How does a Bread Recipe Help You?

So you might be wondering, how does a bread recipe help me? I develop software, run things on super computers -- what use is a graph about bread? Let's revisit the definition of workflow and intent. Let's use a typical workflow seen in high-performance computing as an example; simulation.

A Typical Simulation Workflow

The primary focus of high-performacne computing is to model physical phenomena and learn about them by constructing scenarios that represent controlled experiements. This paradigm often boils down to a workflow characterized by the following high-level process:

Setup system inputs
Simulate the system
Post-process the results

Most simulation codes require some input files (parameter values, meshes, force fields) to run models of a system, meaning that there is a dependence between simulation and input setup. Further, you can not post process results you do not have; therefore post processing is dependent on simulation. If a step in this chain fails, it blocks the rest from being completed. This process is a linearization just like the process of baking bread.

graph TD; A(Setup inputs)-->B(Simulate); B-->C(Post Process);

Try it: Breakdown You Own Workflow into a Process

Exercise: Take a moment and think about one of your own workflows. It can be something in your daily routine or a technical item that requires multiple steps to complete (commands, or scripts, etc.). In much the same way that the recipe above is an abstract set of steps without implementation, try to break down your own workflow into an intent-based process. Some questions to think about as you come up with a process:

What are the natural divisions of work that appear?
Are there places where the process is unclear?
Could you describe your process to another person without describing implementation?
Is it easier to describe the goal of the work without resorting to implementation for detail?

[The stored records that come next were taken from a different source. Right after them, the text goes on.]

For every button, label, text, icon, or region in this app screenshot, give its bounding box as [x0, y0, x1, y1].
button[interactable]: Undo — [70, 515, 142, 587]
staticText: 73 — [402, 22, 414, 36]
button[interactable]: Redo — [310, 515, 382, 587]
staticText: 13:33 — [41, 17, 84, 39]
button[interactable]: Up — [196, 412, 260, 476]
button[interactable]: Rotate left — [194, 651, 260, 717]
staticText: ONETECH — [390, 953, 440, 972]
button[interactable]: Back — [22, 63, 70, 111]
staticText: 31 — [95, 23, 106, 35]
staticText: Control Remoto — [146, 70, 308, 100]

Goal: The goal of this exercise is to start thinking with an intent-based mindset. While implementation is useful, explaining a workflow to others (especially those in other domains) by implementation is confusing and difficult. Boiling a process up to intent provides a conceptual substrate that allows others to more easily follow why a workflow is needed and then understand why each step in he process is needed.

Extra Credit: Describe your workflow to someone else. If the workflow was unclear, was the other person able to effectively ask questions or discuss with you?